Nearly two years after its scheduled release, Brooke Shields
's Brenda Starr movie, based on the comic strip, just may open in early 1989. She plays the flame-haired reporter, and Timothy (The Living Daylights) Dalton is Basil St. James, her eye-patch-wearing knight in a shining serge suit. The release was held up by legal wranglings between the distributor, New World, and the producers. Now New World head Bob Rehme says, "We've resolved the differences." Director Robert Ellis (Reuben, Reuben) Miller says, "I forget what they were fighting about.
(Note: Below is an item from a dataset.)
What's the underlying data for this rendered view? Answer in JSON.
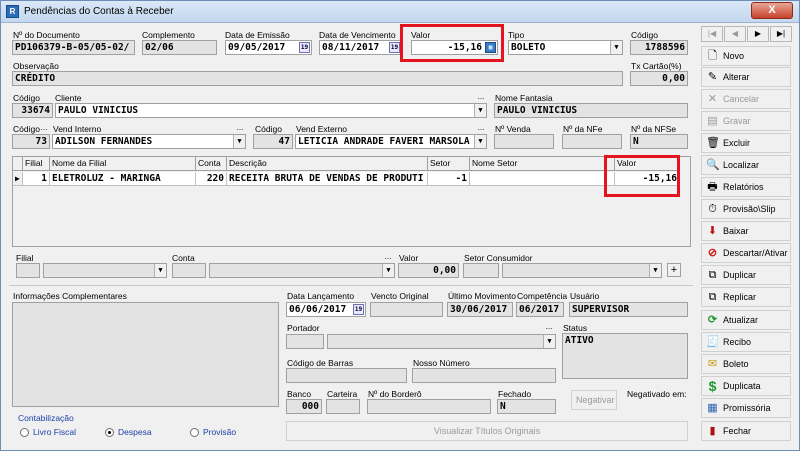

But I really like the movie, and I want to see it out."
Henry Winkler, for whom the Fonz is but a dim memory, will direct Tom Hanks in Disney's Turner and Hooch, a movie about a detective and his dog. Shooting will start early next year. Winkler's maiden effort as a movie director, Memories of Me with Billy Crystal and Alan King, opens this week.
Both ABC and CBS could have saved a lot on those six-figure wardrobe budgets for their Liberace TV movies if they'd featured Liberace at home. His longtime publicist, Jamie James, says Liberace wore plain, often old, clothes and little jewelry when he wasn't performing. Sometimes he didn't change his pants for a week or would wear the same sweat suit for two weeks. James says Liberace's housekeepers had to sneak his clothes into the wash.
Shirley MacLaine, who doesn't play the piano, apparently didn't channel up the late Arthur Rubinstein's help for her role as an eccentric keyboard teacher in Madame Sousatzka, the Cineplex Odeon/Universal movie opening Oct. 14. Instead, classical pianist Yonty Solomon was asked to teach her to fake it convincingly as she fingered a dummy keyboard. "She picked it up quickly because she is a dancer," says Solomon. "Basically she choreographed her fingers to the music. It could take her 10 years to learn to play what she learned to look like she was playing in 10 hours."
Some cameo roles are louder than others. In the forthcoming film version of Tama Janowitz's Slaves of New York, occasional Late Show fashion commentator Diane Brill, mostly known for hanging out in New York nightclubs, shows up jogging in Central Park wearing black capri pants, leather wrestling boots and a fitted green T-shirt. "I'll probably be in 3-D," says the voluptuous Brill. In real life, she is taking time off from her perpetual party-going to write an advice book titled, not at all tentatively, Boobs, Boys and High Heels: Or How to Get Dressed in Under Six Hours.